On ne s’inquiète bien souvent que de ce que l’on vous montre. Il en est de la violence des jeunes comme d’autres phénomènes dont l’ampleur tient davantage à l’effet de loupe médiatique qu’à une réalité caractérisée. Le rapport de novembre 2023 de la défunte CIIVISE1 tendait à démontrer que les jeunes souffraient davantage de la violence qu’on leur inflige que la société ne souffre de la violence juvénile. En effet, il est loin d’être avéré que la violence soit en expansion au regard d’époques plus lointaines. Sans doute est-elle davantage observée et l’effet multiplicateur des réseaux sociaux en est probablement une des raisons. On remarquera que la violence numérique n’est pas l’apanage de la jeunesse, sur un média où l’anonymisation supposée autorise tous les abus de langage.

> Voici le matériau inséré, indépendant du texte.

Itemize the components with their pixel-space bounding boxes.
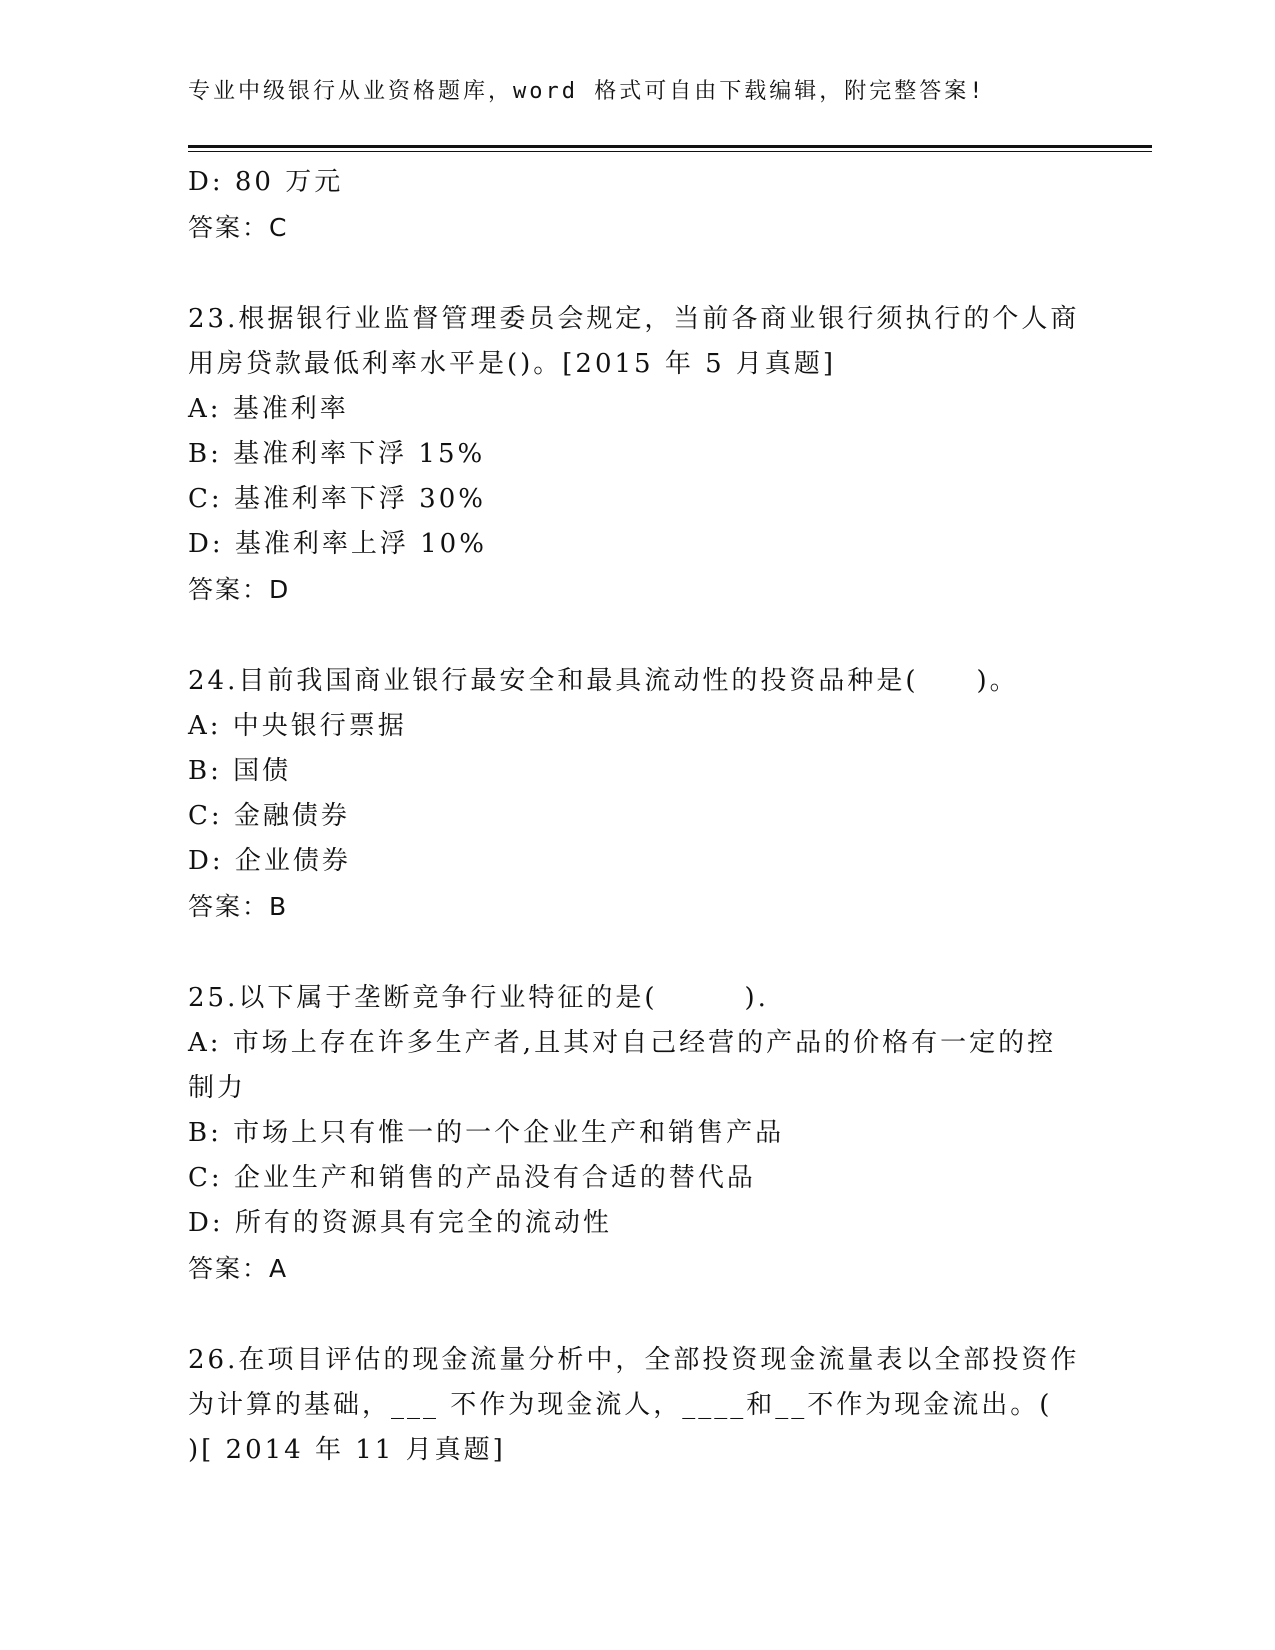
spacer [188, 1291, 1088, 1338]
spacer [188, 250, 1088, 297]
answer-line: 答案：D [188, 575, 291, 604]
text-line: )[ 2014 年 11 月真题] [188, 1435, 506, 1465]
text-line: C: 基准利率下浮 30% [188, 484, 486, 514]
text-line: D: 所有的资源具有完全的流动性 [188, 1208, 612, 1238]
text-line: B: 国债 [188, 756, 292, 786]
text-line: 用房贷款最低利率水平是()。[2015 年 5 月真题] [188, 349, 837, 379]
text-line: A: 基准利率 [188, 394, 349, 424]
text-line: B: 市场上只有惟一的一个企业生产和销售产品 [188, 1118, 785, 1148]
text-line: D: 基准利率上浮 10% [188, 529, 487, 559]
page-header: 专业中级银行从业资格题库，word 格式可自由下载编辑，附完整答案! [188, 79, 986, 104]
answer-line: 答案：C [188, 213, 289, 242]
text-line: C: 企业生产和销售的产品没有合适的替代品 [188, 1163, 756, 1193]
text-line: 制力 [188, 1073, 247, 1103]
answer-line: 答案：B [188, 892, 289, 921]
text-line: 24.目前我国商业银行最安全和最具流动性的投资品种是( )。 [188, 666, 1019, 696]
text-line: A: 中央银行票据 [188, 711, 407, 741]
answer-line: 答案：A [188, 1254, 289, 1283]
spacer [188, 612, 1088, 659]
text-line: 26.在项目评估的现金流量分析中，全部投资现金流量表以全部投资作 [188, 1345, 1080, 1375]
text-line: C: 金融债券 [188, 801, 350, 831]
spacer [188, 929, 1088, 976]
text-line: 25.以下属于垄断竞争行业特征的是( ). [188, 983, 769, 1013]
header-rule-thin [188, 151, 1152, 152]
text-line: D: 企业债券 [188, 846, 351, 876]
header-rule-thick [188, 145, 1152, 148]
document-body [188, 160, 1088, 1473]
text-line: D: 80 万元 [188, 167, 344, 197]
text-line: 23.根据银行业监督管理委员会规定，当前各商业银行须执行的个人商 [188, 304, 1080, 334]
text-line: A: 市场上存在许多生产者,且其对自己经营的产品的价格有一定的控 [188, 1028, 1057, 1058]
text-line: B: 基准利率下浮 15% [188, 439, 486, 469]
text-line: 为计算的基础，___ 不作为现金流人，____和__不作为现金流出。( [188, 1390, 1053, 1420]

Existe-t-il donc une violence spécifique des adolescents caractérisant notre époque ? Jusqu’en 2015 les mineurs mis en examen sous une qualification terroriste représentaient un fait rare et isolé. Depuis il s’est fortement accru en France, sous la qualification d’association de malfaiteurs en vue d’un acte terroriste. Les organismes d’accueil et de protection de la jeunesse ont été alors sollicités dans cette situation déroutante d’une classe d’âge à protéger certes mais dont il s’agissait dorénavant et brusquement de se protéger. Comme toute violence, celle qu’on décrit en lien avec ladite « radicalisation » a été génératrice d’une législation nouvelle. Il s’est produit alors un phénomène inédit en France depuis l’ordonnance de février 1945 qui régit les infractions commises par les mineurs, qui reposait sur la vulnérabilité et l’éducabilité des mineurs. On assiste alors à la création d’une juridiction spécifique pour les mineurs terroristes sans que ce phénomène n’émeuve quiconque2.
Qui sont ces enfants qu’on appelle volontiers « radicalisés » ou « fanatiques » ? Philippe Blanchet3, substitue à la « radicalisation » le terme de fanatisme. Il considère que le terme de « radicalisation » est inadapté car il renvoie dans le langage courant, à tout ce qui touche aux attentats tandis que son sens premier ne renvoie pas nécessairement à des actions violentes. Il prévient contre un usage excessif de cette notion par laquelle on se trouverait à combattre un « changement de comportement » alors que la radicalisation ne pousse pas forcément aux actions violentes. Pourtant le terme radical s’oppose à l’accident en tant qu’il est relatif à la racine, à l’essence d’une chose ou d’un phénomène, sa constance s’oppose à ses expressions variables. Il fait prévaloir ce qui n’est pas l’accident, le malentendu, mais le déterminé et l’immuable.
L’approche radicale semble apporter à ces jeunes un soulagement car ils sont débarrassés de l’équivoque, du malentendu. Ainsi, les enfants rencontrés ne sont pas tant dans une dynamique de séparation que dans la circonscription d’une forme d’étouffement, une forme d’autarcie culturelle et affective qui fait de l’usage des réseaux sociaux sur internet la seule véritable fenêtre ouverte sur un monde refusé. Cette forme de la fin d’un état sans horizon nous renvoie plus sûrement au pari pascalien. L’acte sacrificiel, puisque tel apparaît le sans-horizon de l’action qu’ils mènent, relève du discours eschatologique à la rencontre d’un Dieu qui se dérobe à l’intention et à quoi pallie la promesse d’un paradis. Pour autant, ici, l’acte sacrificiel ne spécule pas sur l’avenir mais plutôt la possibilité d’atteindre l’autre, un autre par son propre sacrifice. Il ne s’agirait pas pour ceux-là de tuer l’autre, l’oppresseur mais de supprimer l’oppression, dont ils se sentent être l’objet, par leur sacrifice.
Débora Fajnwaks
[1] Commission indépendante sur l’inceste et les violences sexuelles faites aux enfants.
[2] Les récentes déclarations de Gabriel Attal rendent compte de l’inflexion qu’ont prise les politiques envers la délinquance juvénile.